Deutsche Grammophon’s engineers have managed to capture the very wide dynamic range that the conductor and orchestra achieve superbly and the sound is very well balanced to allow us to hear everything going on. A particular characteristic of Thielemann’s approach is to give more than usual emphasis to transitional passages by slowing down markedly, thereby revealing felicitous details that are often skated over in other accounts. Tension is kept high throughout and the performers’ intense concentration, giving the impression that they are looking at the score with newly opened eyes, communicates itself very convincingly.

Skilful control of dynamics is also very evident in the Romantic’s second movement, with the sound at its opening seemingly appearing from nowhere. The build-up to successive climaxes is steadily and unerringly achieved, with consistently beautiful - yet carefully controlled - playing from the strings. The third movement offers the brass an opportunity to shine (if not literally - the Munich Philharmonic is clearly not sponsored by Brasso) and once again this is a wonderfully detailed account, with a particularly ingratiating performance of the central ländler section that is taken rather more gently than often and sounds, as a result, winningly rustic.

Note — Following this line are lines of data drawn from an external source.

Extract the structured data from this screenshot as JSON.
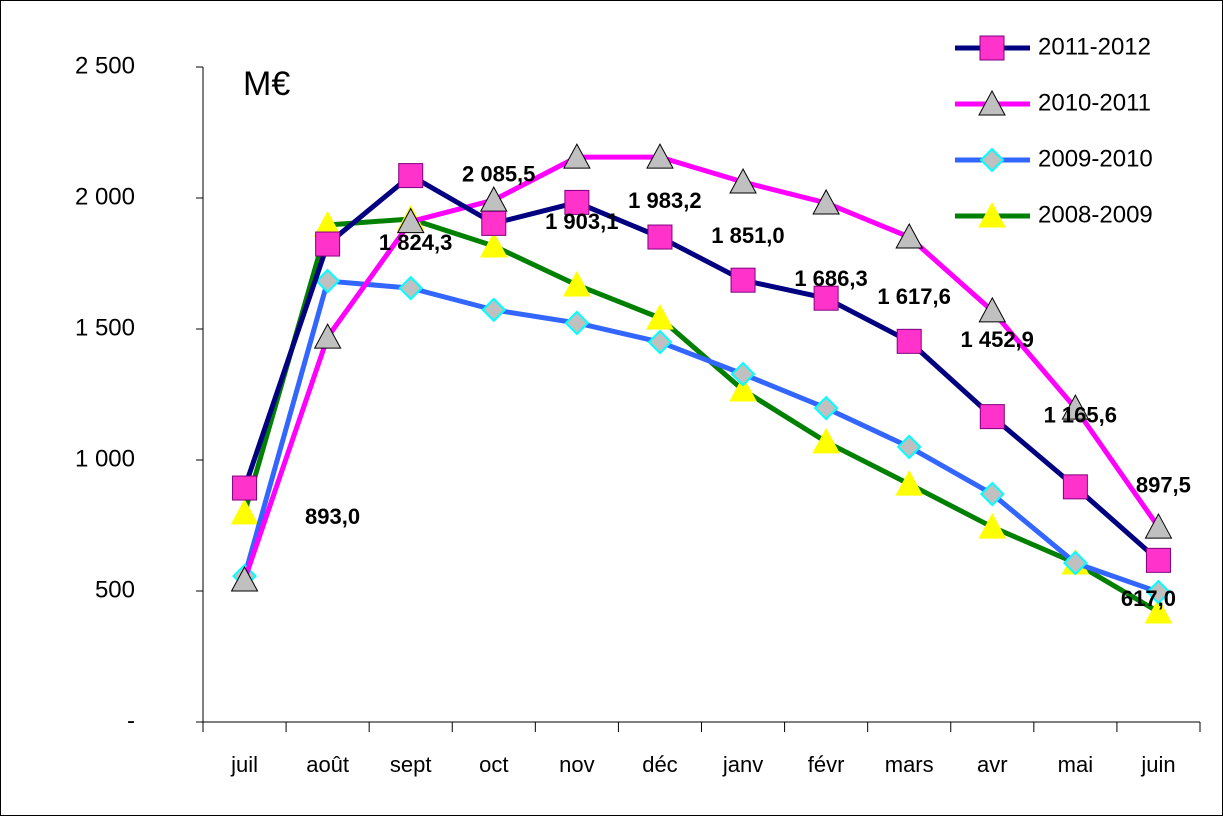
{
  "chart_data": {
    "type": "line",
    "unit_label": "M€",
    "categories": [
      "juil",
      "août",
      "sept",
      "oct",
      "nov",
      "déc",
      "janv",
      "févr",
      "mars",
      "avr",
      "mai",
      "juin"
    ],
    "ylim": [
      0,
      2500
    ],
    "yticks": [
      {
        "value": 0,
        "label": "-"
      },
      500,
      {
        "value": 1000,
        "label": "1 000"
      },
      {
        "value": 1500,
        "label": "1 500"
      },
      {
        "value": 2000,
        "label": "2 000"
      },
      {
        "value": 2500,
        "label": "2 500"
      }
    ],
    "legend": "top-right",
    "series": [
      {
        "name": "2011-2012",
        "color": "#000080",
        "marker": "square",
        "marker_color": "#ff33cc",
        "values": [
          893.0,
          1824.3,
          2085.5,
          1903.1,
          1983.2,
          1851.0,
          1686.3,
          1617.6,
          1452.9,
          1165.6,
          897.5,
          617.0
        ],
        "value_labels": [
          "893,0",
          "1 824,3",
          "2 085,5",
          "1 903,1",
          "1 983,2",
          "1 851,0",
          "1 686,3",
          "1 617,6",
          "1 452,9",
          "1 165,6",
          "897,5",
          "617,0"
        ]
      },
      {
        "name": "2010-2011",
        "color": "#ff00ff",
        "marker": "triangle",
        "marker_color": "#c0c0c0",
        "values": [
          542,
          1469,
          1910,
          1992,
          2156,
          2156,
          2061,
          1981,
          1851,
          1569,
          1198,
          744
        ]
      },
      {
        "name": "2009-2010",
        "color": "#3366ff",
        "marker": "diamond",
        "marker_color": "#c0c0c0",
        "values": [
          557,
          1683,
          1656,
          1573,
          1523,
          1450,
          1328,
          1198,
          1050,
          870,
          607,
          496
        ]
      },
      {
        "name": "2008-2009",
        "color": "#008000",
        "marker": "triangle",
        "marker_color": "#ffff00",
        "values": [
          798,
          1897,
          1920,
          1817,
          1668,
          1542,
          1267,
          1069,
          908,
          744,
          607,
          420
        ]
      }
    ]
  }
}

The finale gives us the single jarring note in the DVD’s visuals - a superimposed soft-focus image of the horns that is quite at odds with the rest of the filming, characterised as it is by the absence of such technical gimmickery. But musically it is a great success. Once again Thielemann builds up very deliberately to the first orchestral climax, maintaining a very steady pulse (“quite sedate”, I jotted down in my notes) but with occasional unexpected little rhythmic twists - quite a contrast to Furtwängler, for example, who, in comparison, tends to push on with markedly greater urgency.

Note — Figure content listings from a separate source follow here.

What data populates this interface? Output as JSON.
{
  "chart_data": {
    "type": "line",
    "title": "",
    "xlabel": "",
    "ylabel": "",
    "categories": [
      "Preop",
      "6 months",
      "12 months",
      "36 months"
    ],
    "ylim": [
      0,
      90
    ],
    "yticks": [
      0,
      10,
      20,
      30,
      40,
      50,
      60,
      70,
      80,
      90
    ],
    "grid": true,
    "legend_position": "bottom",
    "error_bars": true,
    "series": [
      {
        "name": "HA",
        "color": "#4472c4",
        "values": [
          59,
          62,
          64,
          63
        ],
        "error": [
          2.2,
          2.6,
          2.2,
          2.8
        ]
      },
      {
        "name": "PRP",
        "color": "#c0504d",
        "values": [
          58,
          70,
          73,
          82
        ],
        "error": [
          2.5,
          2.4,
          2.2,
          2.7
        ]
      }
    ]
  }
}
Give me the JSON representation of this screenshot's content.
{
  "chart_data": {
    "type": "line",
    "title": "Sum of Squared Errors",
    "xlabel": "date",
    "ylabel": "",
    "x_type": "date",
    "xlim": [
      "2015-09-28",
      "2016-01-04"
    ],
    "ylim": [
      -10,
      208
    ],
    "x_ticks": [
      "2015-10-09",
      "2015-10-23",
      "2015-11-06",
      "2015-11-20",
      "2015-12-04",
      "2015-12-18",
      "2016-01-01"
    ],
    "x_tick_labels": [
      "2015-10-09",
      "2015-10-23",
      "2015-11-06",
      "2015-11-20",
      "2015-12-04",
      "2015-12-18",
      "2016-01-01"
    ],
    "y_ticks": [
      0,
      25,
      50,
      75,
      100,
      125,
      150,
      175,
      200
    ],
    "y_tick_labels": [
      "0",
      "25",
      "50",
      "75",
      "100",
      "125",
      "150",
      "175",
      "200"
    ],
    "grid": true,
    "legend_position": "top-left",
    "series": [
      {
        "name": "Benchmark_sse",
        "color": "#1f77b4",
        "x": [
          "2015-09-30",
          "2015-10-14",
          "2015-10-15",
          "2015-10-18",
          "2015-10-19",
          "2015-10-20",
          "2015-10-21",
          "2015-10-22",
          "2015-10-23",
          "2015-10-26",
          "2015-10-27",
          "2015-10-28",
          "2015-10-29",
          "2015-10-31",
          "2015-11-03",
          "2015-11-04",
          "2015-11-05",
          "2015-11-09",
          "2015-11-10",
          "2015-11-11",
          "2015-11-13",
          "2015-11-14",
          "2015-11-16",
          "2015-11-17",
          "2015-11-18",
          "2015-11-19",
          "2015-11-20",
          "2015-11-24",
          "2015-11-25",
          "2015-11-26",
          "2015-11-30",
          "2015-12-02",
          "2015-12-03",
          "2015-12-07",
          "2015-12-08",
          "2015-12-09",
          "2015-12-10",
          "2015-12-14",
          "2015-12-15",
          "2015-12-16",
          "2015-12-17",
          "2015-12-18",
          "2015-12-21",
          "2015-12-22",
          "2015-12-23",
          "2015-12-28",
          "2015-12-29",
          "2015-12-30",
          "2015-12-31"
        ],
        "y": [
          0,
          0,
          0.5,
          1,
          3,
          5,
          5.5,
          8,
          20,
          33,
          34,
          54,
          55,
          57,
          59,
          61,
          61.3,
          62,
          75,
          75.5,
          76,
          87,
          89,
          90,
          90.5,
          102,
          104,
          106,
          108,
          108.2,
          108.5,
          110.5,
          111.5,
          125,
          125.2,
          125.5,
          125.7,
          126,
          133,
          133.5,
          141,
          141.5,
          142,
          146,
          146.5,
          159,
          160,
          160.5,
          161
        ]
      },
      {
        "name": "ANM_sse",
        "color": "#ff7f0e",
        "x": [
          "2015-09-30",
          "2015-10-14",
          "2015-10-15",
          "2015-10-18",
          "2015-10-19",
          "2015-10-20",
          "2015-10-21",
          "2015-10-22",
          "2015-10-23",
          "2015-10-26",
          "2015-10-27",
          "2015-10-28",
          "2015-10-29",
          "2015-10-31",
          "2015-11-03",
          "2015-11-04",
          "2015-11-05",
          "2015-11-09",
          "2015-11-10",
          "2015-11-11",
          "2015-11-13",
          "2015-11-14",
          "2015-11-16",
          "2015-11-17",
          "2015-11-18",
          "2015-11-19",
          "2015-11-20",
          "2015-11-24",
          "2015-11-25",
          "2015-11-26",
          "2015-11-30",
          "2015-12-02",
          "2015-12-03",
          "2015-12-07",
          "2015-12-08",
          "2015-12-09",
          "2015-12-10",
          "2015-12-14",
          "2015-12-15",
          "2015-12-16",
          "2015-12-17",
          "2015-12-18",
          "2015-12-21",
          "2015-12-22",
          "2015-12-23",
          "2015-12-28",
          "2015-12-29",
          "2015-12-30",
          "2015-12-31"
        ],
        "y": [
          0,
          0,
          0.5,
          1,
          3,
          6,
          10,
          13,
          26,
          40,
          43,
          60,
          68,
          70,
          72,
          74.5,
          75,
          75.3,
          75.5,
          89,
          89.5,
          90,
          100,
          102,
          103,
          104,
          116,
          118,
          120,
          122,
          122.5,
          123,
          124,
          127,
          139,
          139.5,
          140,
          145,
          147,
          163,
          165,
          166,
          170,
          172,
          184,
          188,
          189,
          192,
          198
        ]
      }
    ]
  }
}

The opening movement of the seventh symphony maintains the intense level of concentration that was apparent throughout the whole of the fourth. There is a sense of overwhelming inevitability as we approach each climax, so that the moments of highest drama clearly evolve inevitably from the preceding developmental passages rather than merely being placed willy-nilly on their summit. The woodwinds perform especially well here, but the whole orchestra is shown once again as a body at which to marvel.

For some reason, though, the seventh’s two central movements fail to maintain the level of interest generated thus far. While each in its own way demonstrates both the precision and power of the orchestra, something has been lost. Thielemann almost gives the impression that, with rather less scope to individualise them, he is pleased to get through them in as unremarkable a manner as he can. While it would be inaccurate to say that he and the orchestra are performing on autopilot, there is simply far less here in the way of a distinctive vision or level of achievement. The previously intense level of concentration does return in the finale, however, and Thielemann’s own pride in the overall achievement is evident from his private smile directed at the musicians before he turns to the audience’s applause.

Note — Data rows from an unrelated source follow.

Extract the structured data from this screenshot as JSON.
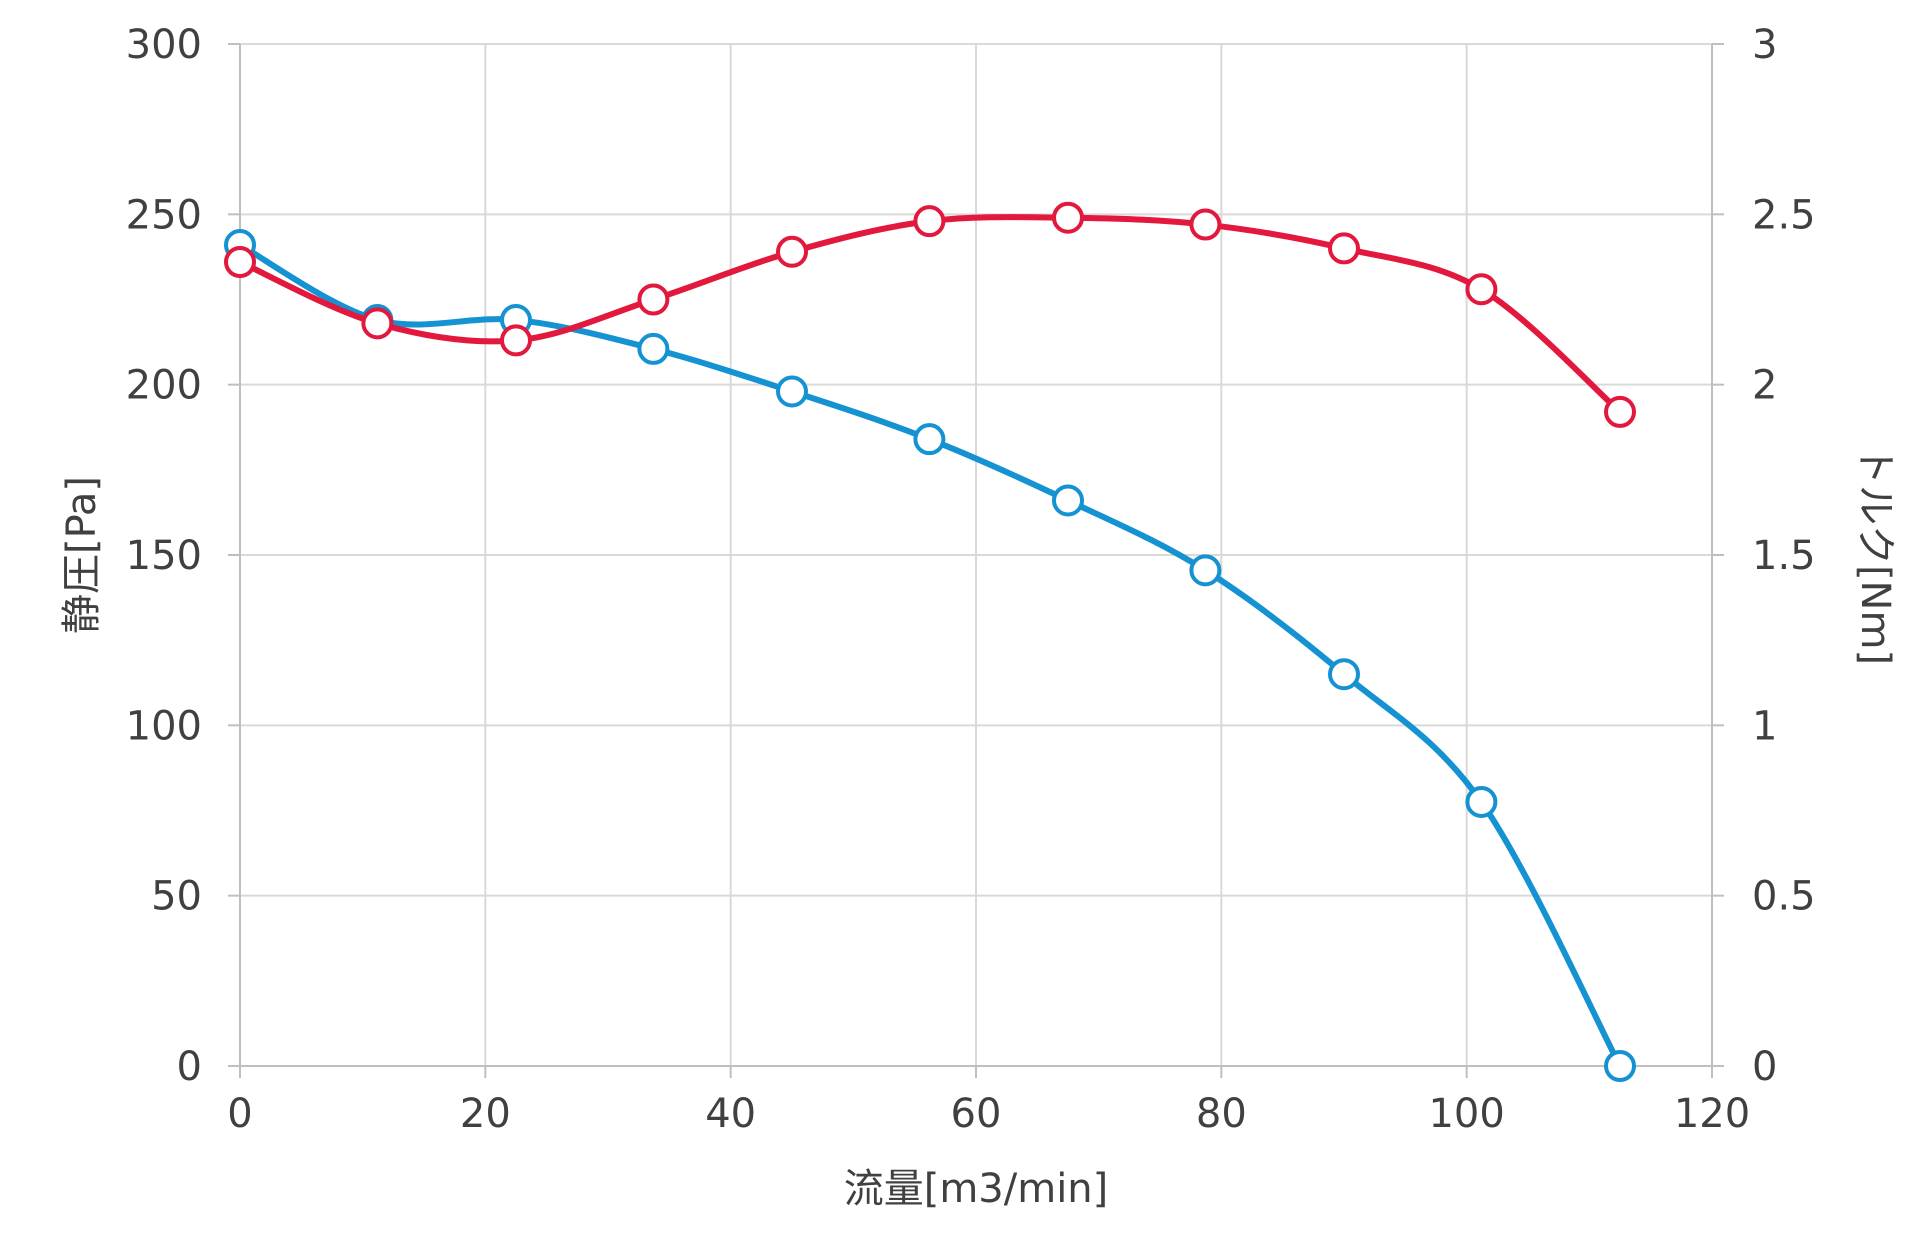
{
  "chart_data": {
    "type": "line",
    "xlabel": "流量[m3/min]",
    "ylabel": "静圧[Pa]",
    "y2label": "トルク[Nm]",
    "xlim": [
      0,
      120
    ],
    "ylim": [
      0,
      300
    ],
    "y2lim": [
      0,
      3
    ],
    "xticks": [
      "0",
      "20",
      "40",
      "60",
      "80",
      "100",
      "120"
    ],
    "yticks": [
      "0",
      "50",
      "100",
      "150",
      "200",
      "250",
      "300"
    ],
    "y2ticks": [
      "0",
      "0.5",
      "1",
      "1.5",
      "2",
      "2.5",
      "3"
    ],
    "grid": true,
    "legend": "none",
    "series": [
      {
        "axis": "left",
        "color": "#1592D1",
        "marker": "open-circle",
        "smooth": true,
        "x": [
          0,
          11.2,
          22.5,
          33.7,
          45.0,
          56.2,
          67.5,
          78.7,
          90.0,
          101.2,
          112.5
        ],
        "y": [
          241,
          219,
          219,
          210.5,
          198,
          184,
          166,
          145.5,
          115,
          77.5,
          0
        ]
      },
      {
        "axis": "right",
        "color": "#E2183C",
        "marker": "open-circle",
        "smooth": true,
        "x": [
          0,
          11.2,
          22.5,
          33.7,
          45.0,
          56.2,
          67.5,
          78.7,
          90.0,
          101.2,
          112.5
        ],
        "y": [
          2.36,
          2.18,
          2.13,
          2.25,
          2.39,
          2.48,
          2.49,
          2.47,
          2.4,
          2.28,
          1.92
        ]
      }
    ]
  }
}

These are, then, performances that should be heard by all lovers of Bruckner’s music, though you will note that I do not claim that they necessarily demand to be seen. The visual element is of great interest, as I noted earlier, in that it helps give us an idea of how Thielemann achieves his musical aims in practice. But how often does one want to watch a concert on TV? Rather, I hope that the recordings made at these two remarkable concerts can also be marketed on the medium of CD so that we will be able to appreciate Thielemann’s striking take on Bruckner through reproducing equipment that is far more flexible and more likely to do his musicianship sonic justice than the average living room television set.